L’ortoparco Santa Maria

L’ortoparco Santa Maria

La Permacultura nel rispetto della Terra, delle Persone e del Consumo Equo
L’orto condiviso realizzato a Reggio Emilia nel Parco Santa Maria, con il contributo del Comitato cittadini di via Roma, in collaborazione con il Comune di Reggio Emilia.

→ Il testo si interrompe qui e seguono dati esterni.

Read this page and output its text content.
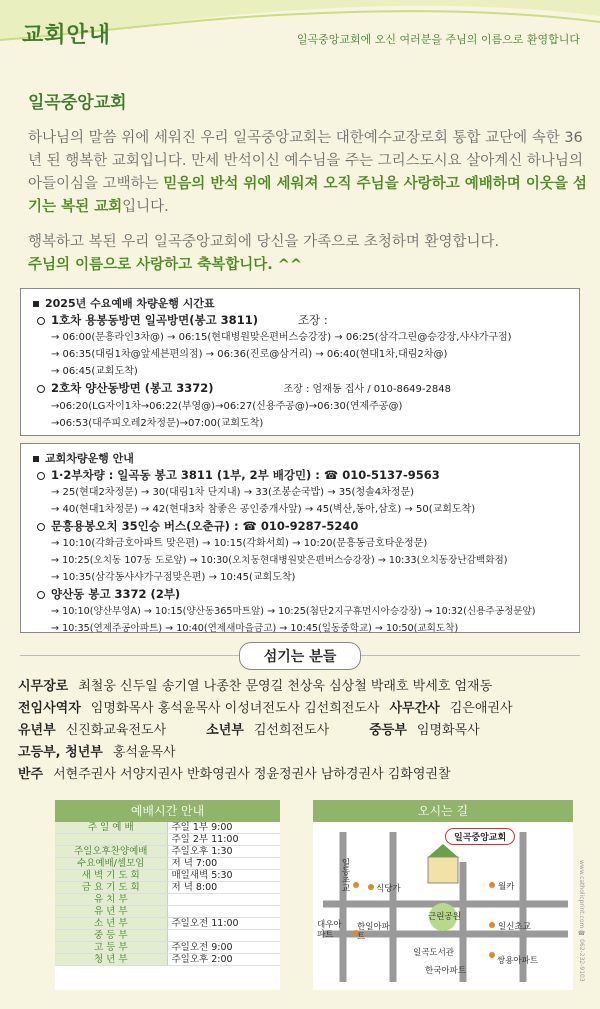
교회안내	일곡중앙교회에 오신 여러분을 주님의 이름으로 환영합니다
일곡중앙교회

하나님의 말씀 위에 세워진 우리 일곡중앙교회는 대한예수교장로회 통합 교단에 속한 36년 된 행복한 교회입니다. 만세 반석이신 예수님을 주는 그리스도시요 살아계신 하나님의 아들이심을 고백하는 믿음의 반석 위에 세워져 오직 주님을 사랑하고 예배하며 이웃을 섬기는 복된 교회입니다.

행복하고 복된 우리 일곡중앙교회에 당신을 가족으로 초청하며 환영합니다.
주님의 이름으로 사랑하고 축복합니다. ^^

2025년 수요예배 차량운행 시간표
1호차 용봉동방면 일곡방면(봉고 3811)	조장 :
→ 06:00(문흥라인3차@) → 06:15(현대병원맞은편버스승강장) → 06:25(삼각그린@승강장,샤샤가구점)
→ 06:35(대림1차@앞세븐편의점) → 06:36(진로@삼거리) → 06:40(현대1차,대림2차@)
→ 06:45(교회도착)
2호차 양산동방면 (봉고 3372)	조장 : 엄재동 집사 / 010-8649-2848
→06:20(LG자이1차→06:22(부영@)→06:27(신용주공@)→06:30(연제주공@)
→06:53(대주피오레2차정문)→07:00(교회도착)
교회차량운행 안내
1·2부차량 : 일곡동 봉고 3811 (1부, 2부 배강민) : ☎ 010-5137-9563
→ 25(현대2차정문) → 30(대림1차 단지내) → 33(조봉순국밥) → 35(청솔4차정문)
→ 40(현대1차정문) → 42(현대3차 참좋은 공인중개사앞) → 45(벽산,동아,삼호) → 50(교회도착)
문흥용봉오치 35인승 버스(오춘규) : ☎ 010-9287-5240
→ 10:10(각화금호아파트 맞은편) → 10:15(각화서희) → 10:20(문흥동금호타운정문)
→ 10:25(오치동 107동 도로앞) → 10:30(오치동현대병원맞은편버스승강장) → 10:33(오치동장난감백화점)
→ 10:35(삼각동샤샤가구점맞은편) → 10:45(교회도착)
양산동 봉고 3372 (2부)
→ 10:10(양산부영A) → 10:15(양산동365마트앞) → 10:25(첨단2지구휴먼시아승강장) → 10:32(신용주공정문앞)
→ 10:35(연제주공아파트) → 10:40(연제새마을금고) → 10:45(일동중학교) → 10:50(교회도착)
섬기는 분들
시무장로 최철웅 신두일 송기열 나종찬 문영길 천상욱 심상철 박래호 박세호 엄재동
전임사역자 임명화목사 홍석윤목사 이성녀전도사 김선희전도사 사무간사 김은애권사
유년부 신진화교육전도사	소년부 김선희전도사	중등부 임명화목사
고등부, 청년부 홍석윤목사
반주 서현주권사 서양지권사 반화영권사 정윤정권사 남하경권사 김화영권찰
예배시간 안내
주 일 예 배	주일 1부 9:00
	주일 2부 11:00
주일오후찬양예배	주일오후 1:30
수요예배/셀모임	저 녁 7:00
새 벽 기 도 회	매일새벽 5:30
금 요 기 도 회	저 녁 8:00
유 치 부	
유 년 부	
소 년 부	주일오전 11:00
중 등 부	
고 등 부	주일오전 9:00
청 년 부	주일오후 2:00
오시는 길
일곡중앙교회
일동초교	식당가	월카
대우아파트
한일아파트
근린공원
일신초교
일곡도서관
한국아파트
쌍용아파트	www.catholicprint.com ☎ 062-232-9103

L’orto condiviso realizzato a Reggio Emilia nel Parco Santa Maria, con il contributo del Comitato cittadini di via Roma, in collaborazione con il Comune di Reggio Emilia (progetto QUArtiere Bene Comune), è un orto senza recinzioni fruibile da tutti i cittadini, ma gestito da un gruppo di volontari sensibili alla cura del bene comune del proprio quartiere, che cerca di valorizzare gli spazi comuni per metterli a disposizione di tutti, creando così un luogo di integrazione, scambio e socialità attorno la pratica dell’orto.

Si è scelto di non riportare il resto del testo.